De plus, la décision de modifier le tracé proposé aux demandeurs en 2009 donnait lieu à une obligation accrue au regard de la consultation, car elle modifiait encore plus la capacité de ceux-ci de se servir des terres pour leurs activités traditionnelles et augmentait le risque de préjudice. Il était très important de connaître les préoccupations des demandeurs relatives à ce nouveau tracé. Une consultation avant la construction, comme il se devait, aurait donné au Québec une perspective des craintes des demandeurs concernant les oiseaux migrateurs. Le risque de collision des oiseaux avec les lignes était un préjudice possible que le Québec ne pouvait ignorer. Ce risque réel devait être pris en considération et cette analyse n’a pas eu lieu au moment approprié. Le Québec ne pouvait déléguer la consultation à Hydro-Québec puisqu’il devait se limiter à cet égard aux éléments procéduraux.
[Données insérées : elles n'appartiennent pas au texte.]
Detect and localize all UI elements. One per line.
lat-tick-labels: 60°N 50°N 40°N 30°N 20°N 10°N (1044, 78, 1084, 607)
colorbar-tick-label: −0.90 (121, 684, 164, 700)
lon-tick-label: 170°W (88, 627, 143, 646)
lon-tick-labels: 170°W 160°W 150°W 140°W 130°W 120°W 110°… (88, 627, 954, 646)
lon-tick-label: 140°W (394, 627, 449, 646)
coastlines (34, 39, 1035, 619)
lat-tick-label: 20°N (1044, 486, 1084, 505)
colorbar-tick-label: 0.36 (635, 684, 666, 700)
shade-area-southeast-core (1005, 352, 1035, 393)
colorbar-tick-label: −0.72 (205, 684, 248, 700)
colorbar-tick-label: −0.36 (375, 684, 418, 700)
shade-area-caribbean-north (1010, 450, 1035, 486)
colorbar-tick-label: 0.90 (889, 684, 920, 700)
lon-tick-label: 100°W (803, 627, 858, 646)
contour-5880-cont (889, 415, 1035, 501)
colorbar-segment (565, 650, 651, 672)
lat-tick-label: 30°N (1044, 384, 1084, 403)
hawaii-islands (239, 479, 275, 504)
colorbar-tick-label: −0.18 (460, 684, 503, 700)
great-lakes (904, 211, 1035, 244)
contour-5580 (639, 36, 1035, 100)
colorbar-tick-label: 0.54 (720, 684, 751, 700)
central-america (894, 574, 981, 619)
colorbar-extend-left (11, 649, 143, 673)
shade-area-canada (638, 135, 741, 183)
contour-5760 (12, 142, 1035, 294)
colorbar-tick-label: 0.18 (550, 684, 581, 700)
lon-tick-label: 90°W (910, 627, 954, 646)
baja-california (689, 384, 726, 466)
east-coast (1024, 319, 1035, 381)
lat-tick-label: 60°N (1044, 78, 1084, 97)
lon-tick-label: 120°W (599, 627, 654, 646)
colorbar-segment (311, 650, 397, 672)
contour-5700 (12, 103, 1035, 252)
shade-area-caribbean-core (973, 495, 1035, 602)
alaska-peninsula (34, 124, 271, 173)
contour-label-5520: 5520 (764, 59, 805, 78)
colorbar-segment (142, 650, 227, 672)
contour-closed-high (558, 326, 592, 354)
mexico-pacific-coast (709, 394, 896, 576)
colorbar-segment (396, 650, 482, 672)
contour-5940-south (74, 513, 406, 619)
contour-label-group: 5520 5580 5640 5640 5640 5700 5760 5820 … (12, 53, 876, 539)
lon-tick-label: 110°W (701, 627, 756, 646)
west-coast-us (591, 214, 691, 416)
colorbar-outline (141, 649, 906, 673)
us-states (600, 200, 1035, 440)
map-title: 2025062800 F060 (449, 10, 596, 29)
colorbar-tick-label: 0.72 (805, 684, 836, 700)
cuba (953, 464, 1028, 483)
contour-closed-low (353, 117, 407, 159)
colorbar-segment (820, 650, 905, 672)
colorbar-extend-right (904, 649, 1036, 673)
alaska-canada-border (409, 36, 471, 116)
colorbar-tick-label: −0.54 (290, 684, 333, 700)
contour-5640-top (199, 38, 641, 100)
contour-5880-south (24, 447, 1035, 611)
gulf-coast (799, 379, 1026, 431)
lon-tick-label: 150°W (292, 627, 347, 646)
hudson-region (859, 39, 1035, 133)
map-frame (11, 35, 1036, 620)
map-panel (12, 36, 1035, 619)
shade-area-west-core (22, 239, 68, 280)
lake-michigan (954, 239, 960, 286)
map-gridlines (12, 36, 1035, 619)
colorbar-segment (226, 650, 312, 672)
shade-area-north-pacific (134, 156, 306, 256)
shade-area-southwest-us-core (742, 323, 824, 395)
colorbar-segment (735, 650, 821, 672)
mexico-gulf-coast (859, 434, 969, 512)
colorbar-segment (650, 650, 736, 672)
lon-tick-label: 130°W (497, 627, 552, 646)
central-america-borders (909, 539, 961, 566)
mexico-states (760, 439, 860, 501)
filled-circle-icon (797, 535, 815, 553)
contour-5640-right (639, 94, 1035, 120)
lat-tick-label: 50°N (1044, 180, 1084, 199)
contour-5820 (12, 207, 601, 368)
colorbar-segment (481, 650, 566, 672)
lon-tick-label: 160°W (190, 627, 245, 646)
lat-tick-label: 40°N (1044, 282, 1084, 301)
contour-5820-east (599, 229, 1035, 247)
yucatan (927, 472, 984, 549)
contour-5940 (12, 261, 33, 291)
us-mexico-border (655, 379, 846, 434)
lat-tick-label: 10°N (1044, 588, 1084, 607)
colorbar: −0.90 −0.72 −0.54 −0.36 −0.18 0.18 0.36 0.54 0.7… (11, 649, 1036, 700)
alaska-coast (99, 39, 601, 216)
En outre, il n’a pas participé au processus comme il aurait dû le faire et il ne pouvait se fier à ce qu’Hydro-Québec rapportait en ce qui concerne les consultations avec les demandeurs. Les rencontres que celui-ci organisait n’ouvraient pas la porte à un véritable dialogue. Les rencontres ayant eu lieu en 2009 et en 2012 étaient des séances d’information et visaient également d’autres groupes touchés par la ligne de transport d’énergie. Cette façon de faire ne respectait pas les lignes de conduite du gouvernement du Québec. Or, une démarche qui se limite à informer un groupe d’autochtones d’un projet à venir ne permet pas normalement à la Couronne de s’acquitter de son devoir de consultation. En outre, la non-collaboration qu’Hydro-Québec impute aux demandeurs n’est pas retenue. Il aurait été préférable que ceux-ci répondent aux invitations d’Hydro-Québec, mais leur omission ne libérait pas le gouvernement du Québec de son obligation de les consulter. Le devoir des demandeurs était de collaborer à un processus de consultation mené par le gouvernement, et non à des séances d’information organisées par Hydro-Québec, surtout quand ils ignoraient l’importance que le gouvernement allait donner à ces réunions.

À ce stade, il n’est pas nécessaire d’évaluer le bien-fondé de la revendication des demandeurs, mais plutôt la solidité de la revendication potentielle. La preuve soutient la conclusion que les demandeurs exerçaient leurs activités traditionnelles sur le territoire en litige avant le contact avec les Européens et qu’ils les exercent depuis. Dans ses négociations avec les demandeurs en 2011, le Québec avait reconnu que leur revendication était loin d’être futile. Celle-ci paraît fondée et crédible. La rencontre de février 2015 n’était pas suffisante pour pallier le processus de consultation quasi inexistant qui a été mené avant le début du projet, et encore moins l’absence complète de consultation en ce qui a trait au nouveau tracé de la ligne. La mesure d’accommodement mise en place par le Québec à ce moment palliait les effets de la construction de la ligne, mais pas les répercussions de celle-ci sur les activités traditionnelles des demandeurs à long terme. Le Québec a mis fin aux discussions en dépit du fait que plusieurs sujets dont les demandeurs souhaitaient parler ont été à peine abordés.

Enfin, la norme de contrôle applicable en l’espèce est la même que celle d’un pourvoi en contrôle judiciaire. Les règles doivent toutefois être modulées afin de tenir compte des aspects particuliers des dossiers de consultation. Avant la délivrance du certificat d’autorisation de la construction, le Québec a décidé qu’il pouvait se fier aux consultations faites par Hydro-Québec, une décision qui est incorrecte et déraisonnable. La décision de mettre fin aux consultations en février 2015 est déraisonnable. La démarche du Québec était insuffisante, tant pour préserver l’honneur de la Couronne que pour concilier les intérêts de la Couronne avec ceux des demandeurs.